Breakout rooms were useful as a way of splitting into groups on a video call to have separate discussions and then coming back together to playback learnings.

Listen to an audio version of this article

Let’s start by rewinding to a time when I was working in an office 5 days a week. I frequently facilitated in-person workshops and splitting people into small groups was something I did a lot:

  • Divide everyone into small groups scattered around the room (3–4 people)
  • Give them a topic or problem to work as a team
  • Each team plays back a summary and key points to the whole room

It worked really well for getting through topics quickly and efficiently.

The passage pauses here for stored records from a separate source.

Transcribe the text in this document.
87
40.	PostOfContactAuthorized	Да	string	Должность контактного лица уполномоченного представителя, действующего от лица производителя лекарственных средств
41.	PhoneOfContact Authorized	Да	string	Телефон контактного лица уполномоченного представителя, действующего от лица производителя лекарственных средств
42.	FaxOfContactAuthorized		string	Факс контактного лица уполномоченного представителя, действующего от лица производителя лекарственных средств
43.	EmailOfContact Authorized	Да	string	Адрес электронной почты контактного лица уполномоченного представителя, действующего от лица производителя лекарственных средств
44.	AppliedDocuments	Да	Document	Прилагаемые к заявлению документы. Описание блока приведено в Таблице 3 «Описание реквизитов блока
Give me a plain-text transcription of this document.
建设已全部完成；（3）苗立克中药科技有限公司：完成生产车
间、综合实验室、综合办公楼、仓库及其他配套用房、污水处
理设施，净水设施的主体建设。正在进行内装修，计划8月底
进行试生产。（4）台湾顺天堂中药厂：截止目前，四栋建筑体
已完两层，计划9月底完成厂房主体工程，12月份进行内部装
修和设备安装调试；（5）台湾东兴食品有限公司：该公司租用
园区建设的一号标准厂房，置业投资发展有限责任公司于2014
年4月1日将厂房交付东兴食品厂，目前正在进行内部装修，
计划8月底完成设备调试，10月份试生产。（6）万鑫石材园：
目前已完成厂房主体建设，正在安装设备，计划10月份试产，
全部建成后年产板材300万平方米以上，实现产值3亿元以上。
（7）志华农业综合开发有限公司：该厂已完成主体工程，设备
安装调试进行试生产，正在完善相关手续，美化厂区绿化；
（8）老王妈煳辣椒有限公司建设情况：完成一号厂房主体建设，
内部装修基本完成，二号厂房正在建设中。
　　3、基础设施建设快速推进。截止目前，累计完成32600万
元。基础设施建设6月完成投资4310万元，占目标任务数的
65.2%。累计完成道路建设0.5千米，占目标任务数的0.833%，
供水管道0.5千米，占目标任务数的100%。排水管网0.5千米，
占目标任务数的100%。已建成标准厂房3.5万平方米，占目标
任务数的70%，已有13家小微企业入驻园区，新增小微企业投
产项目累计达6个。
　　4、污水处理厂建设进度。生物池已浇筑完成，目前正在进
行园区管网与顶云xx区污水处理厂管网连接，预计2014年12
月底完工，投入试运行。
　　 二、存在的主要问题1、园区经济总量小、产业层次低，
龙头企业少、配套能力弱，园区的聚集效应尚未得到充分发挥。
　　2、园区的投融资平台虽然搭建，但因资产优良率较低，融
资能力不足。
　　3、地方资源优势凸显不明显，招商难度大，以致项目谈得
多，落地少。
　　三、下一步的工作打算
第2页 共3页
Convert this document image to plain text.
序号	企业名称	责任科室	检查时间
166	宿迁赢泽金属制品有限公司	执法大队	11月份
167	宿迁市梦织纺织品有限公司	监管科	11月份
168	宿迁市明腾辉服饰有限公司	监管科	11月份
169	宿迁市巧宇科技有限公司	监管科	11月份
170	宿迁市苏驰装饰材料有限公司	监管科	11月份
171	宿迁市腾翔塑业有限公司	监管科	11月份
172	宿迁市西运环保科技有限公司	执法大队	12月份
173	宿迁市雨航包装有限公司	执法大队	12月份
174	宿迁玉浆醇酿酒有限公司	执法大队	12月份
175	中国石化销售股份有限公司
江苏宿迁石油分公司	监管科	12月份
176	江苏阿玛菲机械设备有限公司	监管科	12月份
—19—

When I moved to working remotely in March 2020 due to the pandemic, this was not something that was easy to replicate. I found that remote discussions were slower and more rigid. When there’s more than about 5 people on a call, it can result in either total chaos or a few people dominating the discussion. Zoom breakout rooms helped bridge the gap. Google Meet and Microsoft Teams also have breakout room features.

I tried this recently for a design workshop and got a surprising amount done in an hour with 10 people.

Start together — align and brainstorm (20 min)

Brainstorming on Miro — a digital whiteboarding tool

We started the call as one big group of 10 people. We discussed the goal for the workshop to set expectations and then brainstormed problems that we’d be focusing this workshop on. For the brainstorming, we use the digital whiteboard tool, Miro. After grouping the brainstorm output into themes, we were ready to split.

Split into groups (30 min)

I chose the members of each group to keep it simple and created the breakout rooms in Zoom. Everyone disappeared from the main room into their rooms. It was weird, for a moment, suddenly being the only person left in the main room. As the host, I dropped into the different rooms to check how things were going, kind of like floating around the room to each group when working in a physical space.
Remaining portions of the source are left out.